Quero te matar, não precisa de mais segredos

  Garota tola, venha brincar, pois sua morte chegará"

       Ele cantou esse verso em meus ouvidos, seguido de seu sorriso. Meu corpo estava gelado, arrepiado. Não consigo parar de tremer.

- Quanto tempo Emily

- Você... É…

- Ah que chato, porque quer saber? É tão divertido quando as coisas são as escuras.

- Po-po-por...favor...

- Está com medo? - A voz dele era áspera, sagaz. Ele anda lentamente e fica ao meu lado.

- Olha só que beleza Emily, todas elas mortas. Esse sangue, corredor escuro. Isso te lembra algo? — Ele olha pra mim, mas não consigo olhar pra ela. Fico com a visão na janela na frente. E eu ando sem vontade própria até a janela.

- Isso, continue andando até a janela. E abre ela.

      Chego na janela. E abro, quando olho para o lado de fora, vejo o parque de diversões. Apesar de não ter nenhum parque nesse hospício, vejo várias crianças brincando. Uns estavam na cabeça atirando em objetos para ganhar um urso. Outros em barracas brincando de outras coisas. Era várias e várias coisas ao mesmo tempo, não estou com paciência de ficar vendo tudo. Esse dia é familiar... O que? Meus... Meus pais, e eu... Mas o que? Estou com vestido vermelho comendo um doce, e os meus pais estão discutindo. Minha mãe está chorando um pouco enquanto meu pai fica falando no ouvido dela.

- Lembra desse dia, garota?

- Me tira daqui.

- Ah não quero, foi o dia que você.… Mat#u seus pais, ou melhor, seu pai - Ele riu nessa parte final da conversa. Risada contínua, risada que machuca sua alma.

- Cala a boca… – Meu coração ganha certa raiva por ele

- Uma garotinha tão fofa mat#ndo o próprio pai?… Você não tem jeito, sua vida foi destinada ao fracasso e ao fogo eterno, nem Deus perdoaria você Emily…
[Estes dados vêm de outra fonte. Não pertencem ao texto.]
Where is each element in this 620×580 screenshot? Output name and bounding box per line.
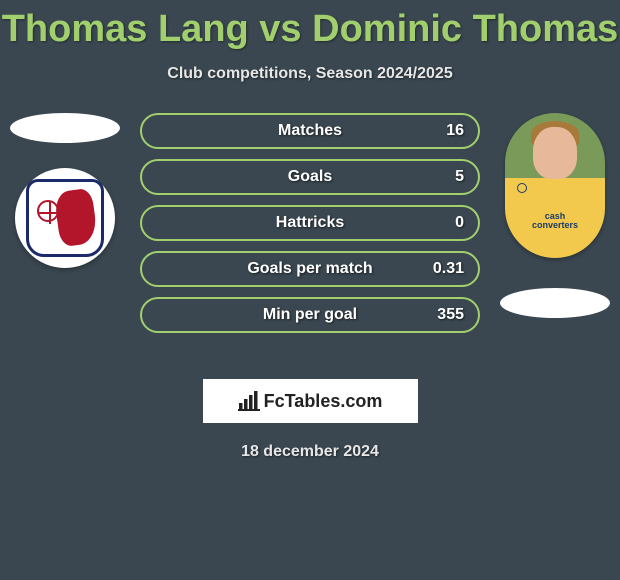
stat-value-right: 0.31 [433, 260, 464, 278]
stat-row-hattricks: Hattricks 0 [140, 205, 480, 241]
badge-lion-icon [53, 188, 98, 248]
photo-face [533, 127, 577, 179]
stat-value-right: 0 [455, 214, 464, 232]
stat-row-goals: Goals 5 [140, 159, 480, 195]
stat-row-min-per-goal: Min per goal 355 [140, 297, 480, 333]
stat-value-right: 5 [455, 168, 464, 186]
subtitle: Club competitions, Season 2024/2025 [0, 65, 620, 83]
right-player-photo: cash converters [505, 113, 605, 258]
left-club-badge [15, 168, 115, 268]
left-player-photo-placeholder [10, 113, 120, 143]
stat-value-right: 355 [437, 306, 464, 324]
club-badge-shield [26, 179, 104, 257]
brand-text: FcTables.com [264, 391, 383, 412]
stat-row-goals-per-match: Goals per match 0.31 [140, 251, 480, 287]
right-player-column: cash converters [500, 113, 610, 318]
left-player-column [10, 113, 120, 268]
stats-list: Matches 16 Goals 5 Hattricks 0 Goals per… [140, 113, 480, 343]
comparison-content: Matches 16 Goals 5 Hattricks 0 Goals per… [0, 113, 620, 363]
footer-date: 18 december 2024 [0, 443, 620, 461]
stat-label: Min per goal [263, 306, 357, 324]
page-title: Thomas Lang vs Dominic Thomas [0, 0, 620, 51]
stat-row-matches: Matches 16 [140, 113, 480, 149]
bar-chart-icon [238, 391, 260, 411]
jersey-maker-icon [517, 183, 527, 193]
brand-watermark: FcTables.com [203, 379, 418, 423]
stat-value-right: 16 [446, 122, 464, 140]
stat-label: Goals per match [247, 260, 372, 278]
right-club-badge-placeholder [500, 288, 610, 318]
stat-label: Goals [288, 168, 332, 186]
stat-label: Hattricks [276, 214, 344, 232]
jersey-sponsor-text: cash converters [530, 212, 580, 230]
stat-label: Matches [278, 122, 342, 140]
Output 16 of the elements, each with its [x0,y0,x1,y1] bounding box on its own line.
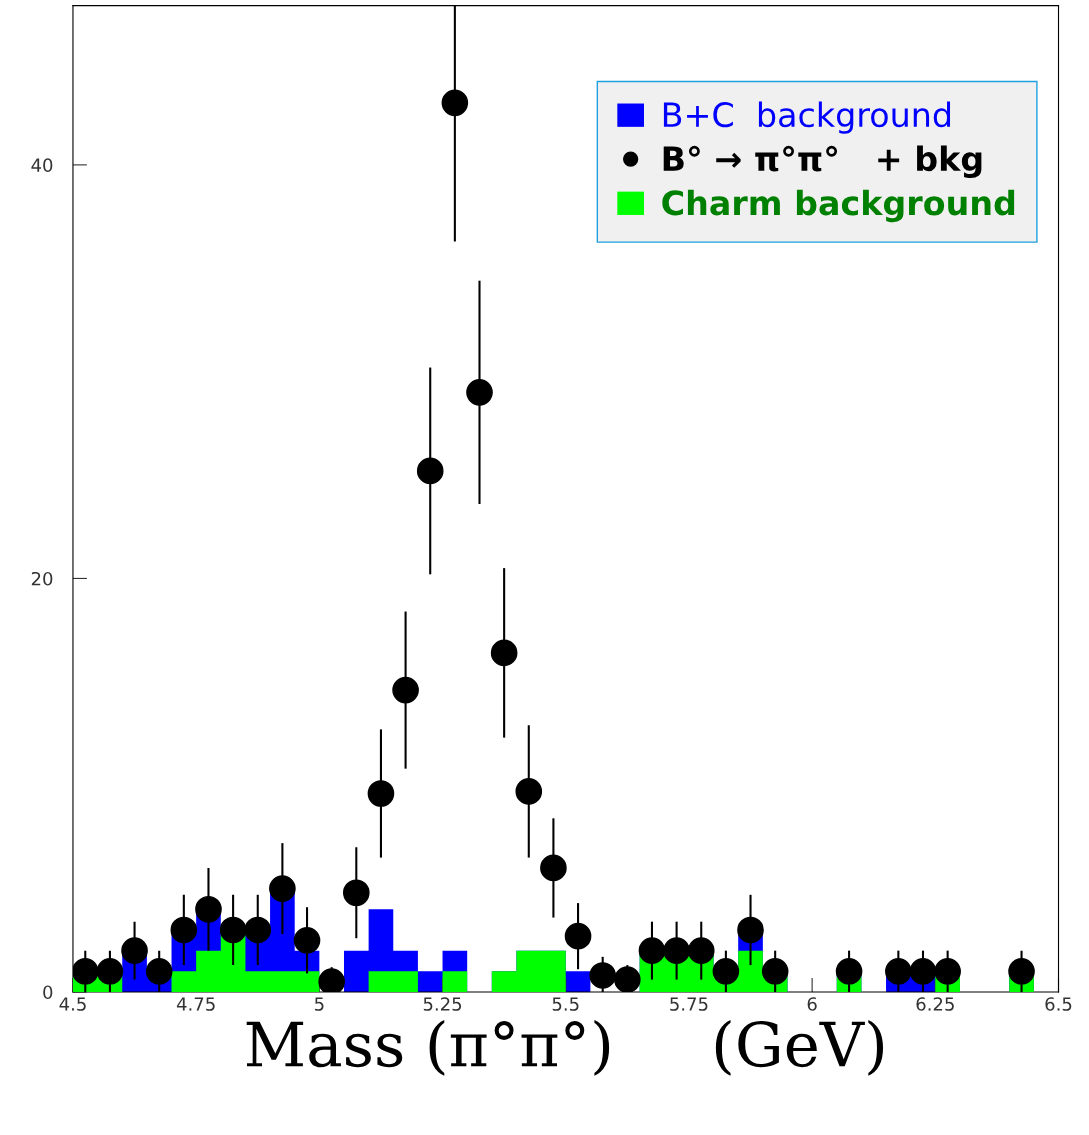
x-tick-label: 4.75 [176,997,215,1011]
x-tick-label: 5 [315,997,324,1011]
y-tick-label: 0 [43,985,53,1000]
x-tick-label: 5.75 [670,997,708,1011]
x-tick-label: 6.5 [1045,997,1072,1011]
y-tick-label: 20 [31,571,53,586]
x-tick-label: 6.25 [916,997,954,1011]
x-tick-label: 4.5 [59,997,86,1011]
x-tick-label: 6 [807,997,817,1011]
y-tick-label: 40 [31,158,53,173]
legend-label: B° → π°π° + bkg [663,145,982,178]
legend-label: B+C background [663,101,951,134]
x-axis-title: Mass (π°π°) (GeV) [246,1019,884,1076]
x-tick-label: 5.5 [552,997,579,1011]
legend-label: Charm background [662,189,1015,223]
x-tick-label: 5.25 [423,997,462,1011]
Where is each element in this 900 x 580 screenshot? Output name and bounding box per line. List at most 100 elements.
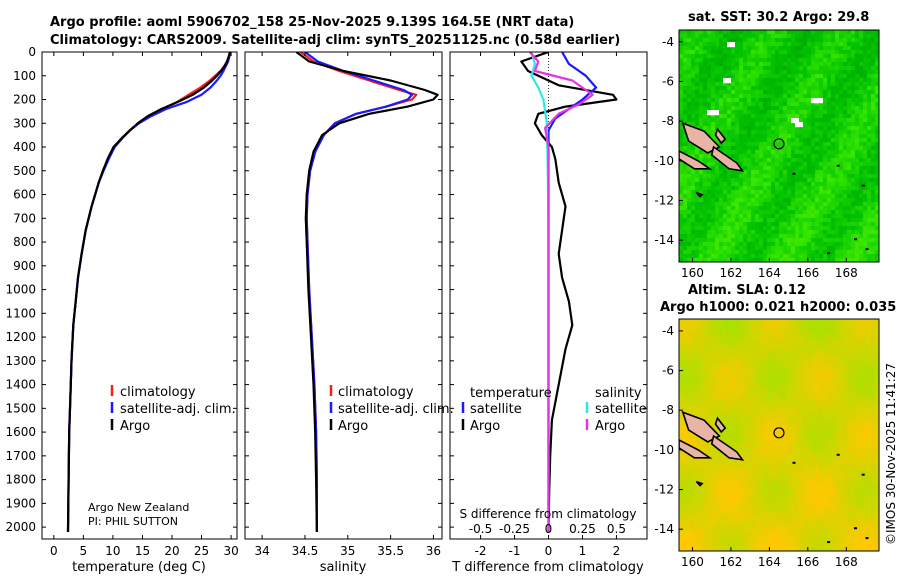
salinity-diff-tick-label: 0.25 (569, 522, 596, 536)
depth-tick-label: 1600 (5, 425, 36, 439)
depth-tick-label: 400 (13, 140, 36, 154)
depth-tick-label: 2000 (5, 520, 36, 534)
island-shape (710, 145, 745, 172)
legend-salinity-argo: Argo (595, 419, 625, 434)
figure-title-line2: Climatology: CARS2009. Satellite-adj cli… (50, 33, 621, 48)
depth-tick-label: 800 (13, 235, 36, 249)
depth-tick-label: 1100 (5, 306, 36, 320)
depth-tick-label: 1300 (5, 354, 36, 368)
difference-line-temperature-argo- (520, 52, 618, 532)
map-lat-label: -14 (654, 233, 674, 247)
islet (865, 248, 869, 251)
difference-x-tick-label: 1 (579, 544, 587, 558)
temperature-xlabel: temperature (deg C) (72, 560, 206, 575)
depth-tick-label: 300 (13, 116, 36, 130)
legend-temperature-heading: temperature (470, 386, 552, 401)
temperature-x-tick-label: 25 (194, 544, 209, 558)
salinity-diff-tick-label: -0.25 (499, 522, 530, 536)
sst-map-axes (678, 29, 880, 263)
depth-tick-label: 700 (13, 211, 36, 225)
islet (792, 172, 796, 175)
sst-argo-marker (773, 138, 785, 150)
temperature-legend: climatology satellite-adj. clim. Argo (110, 385, 236, 434)
map-lon-label: 168 (835, 266, 858, 280)
difference-series (520, 52, 618, 539)
sla-map-coastline (679, 410, 869, 544)
difference-x-tick-label: 0 (545, 544, 553, 558)
islet (827, 541, 831, 544)
salinity-diff-tick-label: 0.5 (607, 522, 626, 536)
salinity-x-tick-label: 35 (340, 544, 355, 558)
map-lon-label: 162 (719, 555, 742, 569)
legend-temperature-argo: Argo (470, 419, 500, 434)
map-lon-label: 168 (835, 555, 858, 569)
map-lat-label: -10 (654, 443, 674, 457)
map-lon-label: 164 (758, 266, 781, 280)
depth-tick-label: 1900 (5, 496, 36, 510)
figure-title-line1: Argo profile: aoml 5906702_158 25-Nov-20… (50, 15, 575, 30)
map-lon-label: 166 (796, 555, 819, 569)
islet (827, 252, 831, 255)
difference-legend: temperature satellite Argo salinity sate… (461, 386, 647, 434)
map-lon-label: 166 (796, 266, 819, 280)
temperature-line-satellite-adj-clim- (66, 52, 232, 532)
difference-x-tick-label: -1 (509, 544, 521, 558)
map-lon-label: 160 (681, 266, 704, 280)
salinity-diff-tick-label: 0 (545, 522, 553, 536)
temperature-x-tick-label: 10 (105, 544, 120, 558)
program-label: Argo New Zealand (88, 501, 190, 514)
islet (836, 164, 840, 167)
sst-map (679, 30, 879, 262)
temperature-line-climatology (66, 52, 231, 532)
salinity-series (295, 52, 439, 532)
salinity-line-climatology (300, 52, 418, 532)
map-lat-label: -12 (654, 194, 674, 208)
islet (836, 453, 840, 456)
map-lat-label: -14 (654, 522, 674, 536)
difference-x-tick-label: 2 (613, 544, 621, 558)
temperature-x-tick-label: 20 (164, 544, 179, 558)
temperature-x-tick-label: 5 (80, 544, 88, 558)
map-lon-label: 160 (681, 555, 704, 569)
depth-tick-label: 0 (28, 45, 36, 59)
depth-tick-label: 1400 (5, 378, 36, 392)
salinity-axes (244, 51, 443, 540)
legend-argo: Argo (338, 419, 368, 434)
depth-tick-label: 1000 (5, 283, 36, 297)
difference-line-salinity-argo- (528, 52, 594, 532)
map-lat-label: -8 (662, 403, 674, 417)
salinity-x-tick-label: 36 (426, 544, 441, 558)
salinity-xlabel: salinity (320, 560, 367, 575)
sla-map-axes (678, 318, 880, 552)
legend-climatology: climatology (338, 385, 414, 400)
depth-tick-label: 600 (13, 188, 36, 202)
islet (854, 238, 857, 241)
island-shape (714, 416, 727, 434)
legend-salinity-heading: salinity (595, 386, 642, 401)
depth-tick-label: 1500 (5, 401, 36, 415)
salinity-x-tick-label: 35.5 (377, 544, 404, 558)
salinity-line-satellite-adj-clim- (304, 52, 414, 532)
temperature-series (66, 52, 232, 532)
difference-xlabel: T difference from climatology (451, 560, 644, 575)
depth-tick-label: 100 (13, 69, 36, 83)
salinity-diff-tick-label: -0.5 (469, 522, 492, 536)
salinity-x-tick-label: 34 (254, 544, 269, 558)
depth-tick-label: 1800 (5, 473, 36, 487)
pi-label: PI: PHIL SUTTON (88, 515, 179, 528)
map-lat-label: -4 (662, 324, 674, 338)
map-lat-label: -6 (662, 75, 674, 89)
depth-tick-label: 500 (13, 164, 36, 178)
map-lat-label: -6 (662, 364, 674, 378)
temperature-axes (41, 51, 238, 540)
temperature-x-tick-label: 15 (135, 544, 150, 558)
islet (861, 184, 865, 187)
temperature-x-tick-label: 30 (223, 544, 238, 558)
sla-argo-marker (773, 427, 785, 439)
sla-map-title: Altim. SLA: 0.12 (688, 283, 806, 298)
islet (865, 537, 869, 540)
salinity-line-argo (295, 52, 439, 532)
legend-temperature-satellite: satellite (470, 402, 522, 417)
difference-line-temperature-satellite- (547, 52, 598, 532)
salinity-legend: climatology satellite-adj. clim. Argo (329, 385, 454, 434)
     Quando ele disse a palavra "Deus" esse nome… Me veio uma certa lembrança da minha infância. Desço as escadas aos sons do piano, e vejo uma linda mulher de vestido azul tocando, era minha mãe, ela me olhava com belo sorriso, me colocava em seu colo, e cantava uma canção sobre Deus, sobre o Amor dEle, só o quão poderoso Ele é… Como eu me esqueci de tudo isso?... Volto em si, e ele me encarava com aqueles olhos vazios e maus.
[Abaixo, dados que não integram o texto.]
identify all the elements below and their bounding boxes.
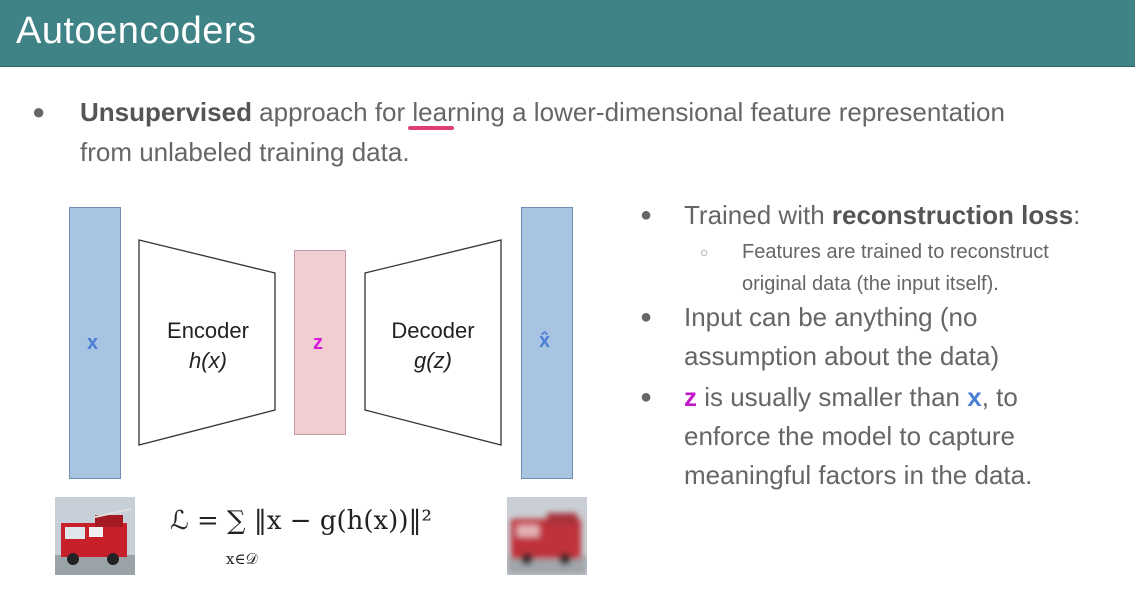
loss-formula-subscript: x∈𝒟 bbox=[226, 550, 258, 568]
encoder-title: Encoder bbox=[167, 318, 249, 343]
bullet-dot-icon: ● bbox=[640, 306, 653, 328]
b1-suffix: : bbox=[1073, 200, 1081, 230]
sub-line1: Features are trained to reconstruct bbox=[742, 241, 1049, 263]
b3-line3: meaningful factors in the data. bbox=[684, 460, 1033, 490]
output-bar bbox=[521, 207, 573, 479]
encoder-function: h(x) bbox=[189, 348, 227, 373]
bullet-dot-icon: ● bbox=[640, 386, 653, 408]
unsupervised-bold: Unsupervised bbox=[80, 97, 252, 127]
b2-line1: Input can be anything (no bbox=[684, 302, 978, 332]
b3-end: , to bbox=[981, 382, 1018, 412]
loss-formula: ℒ = ∑ ‖x − g(h(x))‖² x∈𝒟 bbox=[170, 498, 500, 578]
bullet-2-text: Input can be anything (no assumption abo… bbox=[684, 298, 999, 376]
top-bullet-line1: approach for learning a lower-dimensiona… bbox=[251, 97, 1005, 127]
encoder-trapezoid bbox=[138, 239, 276, 446]
latent-bar bbox=[294, 250, 346, 435]
title-bar: Autoencoders bbox=[0, 0, 1135, 67]
circle-bullet-icon: ○ bbox=[700, 244, 709, 260]
output-label: x̂ bbox=[539, 330, 551, 352]
bullet-1-text: Trained with reconstruction loss: bbox=[684, 196, 1080, 235]
b2-line2: assumption about the data) bbox=[684, 341, 1000, 371]
b3-x: x bbox=[967, 382, 982, 412]
sub-line2: original data (the input itself). bbox=[742, 273, 999, 295]
b3-z: z bbox=[684, 382, 697, 412]
decoder-title: Decoder bbox=[391, 318, 475, 343]
top-bullet-text: Unsupervised approach for learning a low… bbox=[80, 92, 1110, 172]
sub-bullet-text: Features are trained to reconstruct orig… bbox=[742, 236, 1112, 300]
b3-line2: enforce the model to capture bbox=[684, 421, 1015, 451]
bullet-3-text: z is usually smaller than x, to enforce … bbox=[684, 378, 1032, 495]
decoder-trapezoid bbox=[364, 239, 502, 446]
input-image-thumbnail bbox=[55, 497, 135, 575]
top-bullet-line2: from unlabeled training data. bbox=[80, 137, 410, 167]
b1-prefix: Trained with bbox=[684, 200, 832, 230]
input-bar bbox=[69, 207, 121, 479]
fire-truck-image bbox=[55, 497, 135, 575]
reconstructed-image-thumbnail bbox=[507, 497, 587, 575]
bullet-dot-icon: ● bbox=[640, 204, 653, 226]
blurry-fire-truck-image bbox=[507, 497, 587, 575]
b1-bold: reconstruction loss bbox=[831, 200, 1074, 230]
loss-formula-main: ℒ = ∑ ‖x − g(h(x))‖² bbox=[170, 506, 432, 536]
pen-underline-mark bbox=[408, 126, 454, 130]
bullet-dot-icon: ● bbox=[32, 99, 46, 124]
decoder-function: g(z) bbox=[414, 348, 452, 373]
input-label: x bbox=[87, 332, 99, 354]
latent-label: z bbox=[313, 332, 323, 354]
autoencoder-diagram: x z x̂ Encoder h(x) Decoder g(z) bbox=[40, 190, 600, 590]
encoder-decoder-shapes bbox=[138, 239, 502, 446]
b3-mid: is usually smaller than bbox=[697, 382, 968, 412]
slide-title: Autoencoders bbox=[16, 10, 257, 52]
- Um homem invadiu a casa, e esse homem foi você. – Disse olhando pra ele

- Eu? Eu sou parte de você garotinha.

- Parte de mim?

- Não se lembra? Seu pai estava traindo a sua mãe, você como uma criança pura e besta pegou o celular e disse "Mamãe, papai tem outra namorada" Idiota você né… Ai…Qual era mesmo o nome dela?... Ah sim, era Bárbara — Quando ele disse esse nome, lembrei-me daquele dia, mas, estranho, tudo está embaraçado aqui na minha cabeça — Seus pais naquela noite brig#ram, e você, viu toda a briga… Viu seu pai dando um soco na sua mãe, que morr£u na hora quando caiu e bateu a cabeça no chão com tudo, foi uma delícia, você então, pegou uma faca e deu uma nas costas, na barriga... Ele te olhou confuso, e caiu mor#o no chão... Você corre pro seu quarto... E fica debaixo das cobertas…  Você me escuta?.... Sua mente reprimiu tudo isso, agora eu quero a sua alma, vim buscá-la..

- Para.

   A risada dele era o som que ganhava força naquele hospício do inferno, o corredor escuro com luzes roxas dava uma atmosfera sinistra.
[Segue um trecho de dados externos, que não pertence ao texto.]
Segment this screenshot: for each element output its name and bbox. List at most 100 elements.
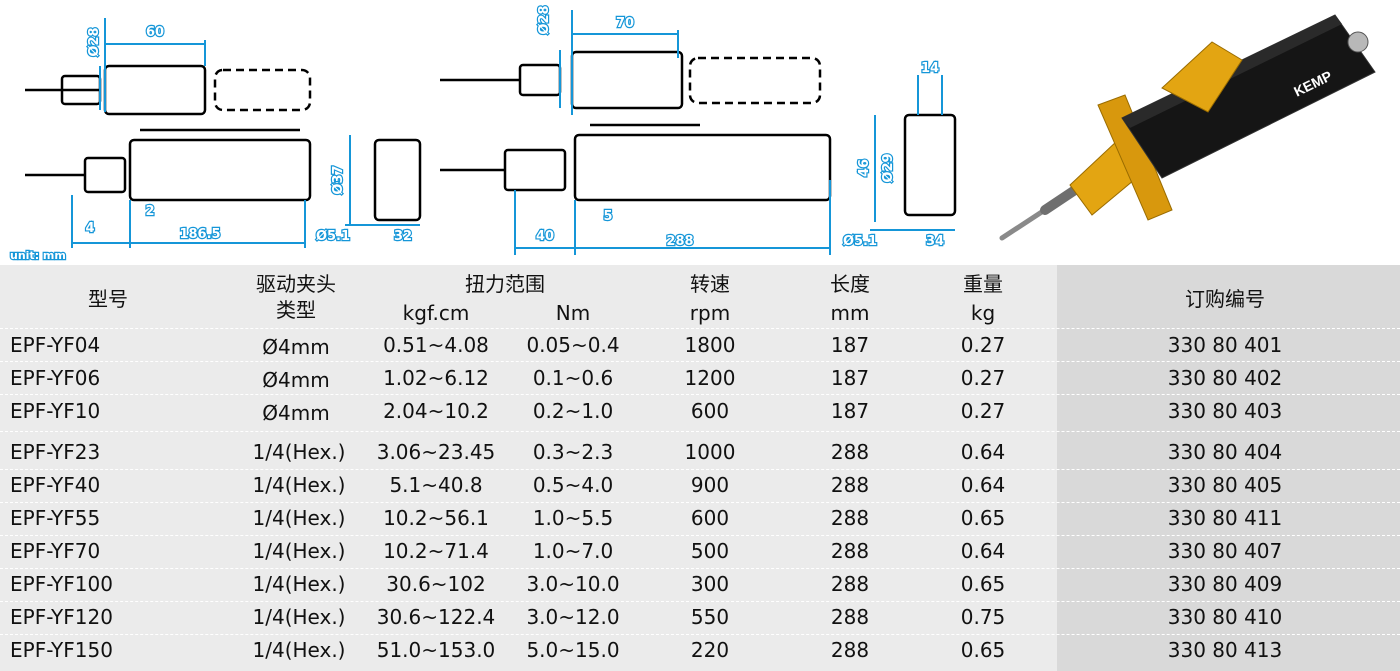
cell-rpm: 600 [690, 399, 730, 423]
dim-large-top-height: Ø28 [537, 5, 552, 34]
dim-large-top-width: 70 [616, 16, 634, 31]
dim-large-side-b: 5 [603, 209, 612, 224]
dim-small-end-hex: Ø5.1 [316, 229, 350, 244]
cell-chuck: 1/4(Hex.) [252, 572, 346, 596]
header-torque: 扭力范围 [465, 272, 545, 296]
cell-weight: 0.27 [960, 333, 1006, 357]
cell-length: 288 [830, 539, 870, 563]
header-torque-nm: Nm [555, 301, 591, 325]
cell-weight: 0.65 [960, 572, 1006, 596]
dim-large-end-hex: Ø5.1 [843, 234, 877, 249]
header-chuck-line2: 类型 [276, 298, 316, 322]
dim-large-end-sub: Ø29 [881, 153, 896, 182]
header-length: 长度 [830, 272, 870, 296]
cell-chuck: 1/4(Hex.) [252, 473, 346, 497]
cell-kgf: 5.1~40.8 [389, 473, 483, 497]
row-separator [0, 601, 1400, 602]
cell-length: 288 [830, 506, 870, 530]
cell-kgf: 30.6~102 [386, 572, 486, 596]
cell-order-number: 330 80 411 [1167, 506, 1283, 530]
header-torque-kgf: kgf.cm [402, 301, 470, 325]
cell-length: 288 [830, 638, 870, 662]
cell-length: 288 [830, 605, 870, 629]
cell-nm: 0.1~0.6 [532, 366, 614, 390]
cell-model: EPF-YF70 [10, 539, 101, 563]
dim-large-side-a: 40 [536, 229, 554, 244]
small-end-view [345, 135, 422, 226]
cell-order-number: 330 80 407 [1167, 539, 1283, 563]
cell-length: 187 [830, 399, 870, 423]
cell-rpm: 300 [690, 572, 730, 596]
cell-model: EPF-YF120 [10, 605, 113, 629]
drawing-area: 60 Ø28 70 Ø28 4 2 186.5 Ø37 Ø5.1 32 40 5… [0, 0, 1400, 265]
spec-table: 型号 驱动夹头 类型 扭力范围 kgf.cm Nm 转速 rpm 长度 mm 重… [0, 265, 1400, 671]
cell-rpm: 1000 [684, 440, 736, 464]
cell-chuck: 1/4(Hex.) [252, 638, 346, 662]
dim-large-end-height: 46 [857, 159, 872, 177]
cell-model: EPF-YF100 [10, 572, 113, 596]
cell-weight: 0.65 [960, 638, 1006, 662]
cell-chuck: Ø4mm [262, 368, 330, 392]
cell-chuck: 1/4(Hex.) [252, 506, 346, 530]
cell-rpm: 1800 [684, 333, 736, 357]
cell-kgf: 30.6~122.4 [376, 605, 496, 629]
cell-length: 187 [830, 366, 870, 390]
row-separator [0, 361, 1400, 362]
cell-rpm: 900 [690, 473, 730, 497]
cell-model: EPF-YF23 [10, 440, 101, 464]
cell-kgf: 10.2~71.4 [383, 539, 489, 563]
header-length-unit: mm [830, 301, 870, 325]
cell-kgf: 0.51~4.08 [383, 333, 489, 357]
header-order: 订购编号 [1185, 287, 1265, 311]
dim-small-end-width: 32 [394, 229, 412, 244]
cell-nm: 3.0~12.0 [526, 605, 620, 629]
header-separator [0, 328, 1400, 329]
cell-model: EPF-YF150 [10, 638, 113, 662]
cell-kgf: 10.2~56.1 [383, 506, 489, 530]
cell-nm: 0.5~4.0 [532, 473, 614, 497]
header-speed: 转速 [690, 272, 730, 296]
row-separator [0, 502, 1400, 503]
cell-nm: 1.0~5.5 [532, 506, 614, 530]
cell-chuck: Ø4mm [262, 335, 330, 359]
dim-small-side-length: 186.5 [179, 227, 220, 242]
header-weight: 重量 [963, 272, 1003, 296]
cell-length: 288 [830, 473, 870, 497]
cell-length: 288 [830, 572, 870, 596]
cell-kgf: 51.0~153.0 [376, 638, 496, 662]
cell-weight: 0.64 [960, 473, 1006, 497]
cell-weight: 0.75 [960, 605, 1006, 629]
cell-rpm: 220 [690, 638, 730, 662]
dim-small-side-b: 2 [145, 204, 154, 219]
cell-chuck: 1/4(Hex.) [252, 605, 346, 629]
dim-small-end-height: Ø37 [331, 165, 346, 194]
cell-order-number: 330 80 413 [1167, 638, 1283, 662]
cell-order-number: 330 80 403 [1167, 399, 1283, 423]
cell-weight: 0.64 [960, 539, 1006, 563]
dim-small-top-width: 60 [146, 25, 164, 40]
cell-rpm: 500 [690, 539, 730, 563]
cell-weight: 0.64 [960, 440, 1006, 464]
header-speed-unit: rpm [689, 301, 731, 325]
cell-nm: 0.2~1.0 [532, 399, 614, 423]
cell-weight: 0.65 [960, 506, 1006, 530]
cell-order-number: 330 80 401 [1167, 333, 1283, 357]
cell-kgf: 2.04~10.2 [383, 399, 489, 423]
cell-order-number: 330 80 409 [1167, 572, 1283, 596]
cell-chuck: Ø4mm [262, 401, 330, 425]
cell-rpm: 550 [690, 605, 730, 629]
cell-model: EPF-YF04 [10, 333, 101, 357]
small-side-view [25, 128, 312, 248]
cell-chuck: 1/4(Hex.) [252, 539, 346, 563]
product-image: KEMP [999, 14, 1376, 241]
cell-nm: 5.0~15.0 [526, 638, 620, 662]
cell-nm: 0.3~2.3 [532, 440, 614, 464]
cell-model: EPF-YF40 [10, 473, 101, 497]
cell-model: EPF-YF55 [10, 506, 101, 530]
cell-length: 288 [830, 440, 870, 464]
header-weight-unit: kg [970, 301, 996, 325]
cell-order-number: 330 80 405 [1167, 473, 1283, 497]
unit-note: unit: mm [10, 249, 66, 262]
dim-large-side-length: 288 [666, 234, 693, 249]
cell-rpm: 1200 [684, 366, 736, 390]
- CHEGA….PARA.… PARA.…. – Minhas lágrimas era única coisa que fazia nesse tempo, a impotência me controlava.

      O cenário mudou, estou numa rua escura e tinha várias lembranças minhas nela. Vi meus pais me segurando recém nascida no hospital, me levanto, ainda em lágrimas, ando mais um pouco, e vejo meu primeiro dia de escola, e meus pais lá, me acompanhando... Várias lembranças.

- EMILY - Minhas lembranças desaparecem, virando uma certa poeira, olho para ele. Me chamou com tom de fúria e muito ódio, ele andava atrás de mim e eu não consigo me mover, caio no asfalto, que se transformou naquele corredor do hospício novamente. Estou cansada e confusa. Ele fica parado em minha frente com aquele sorriso sarcástico.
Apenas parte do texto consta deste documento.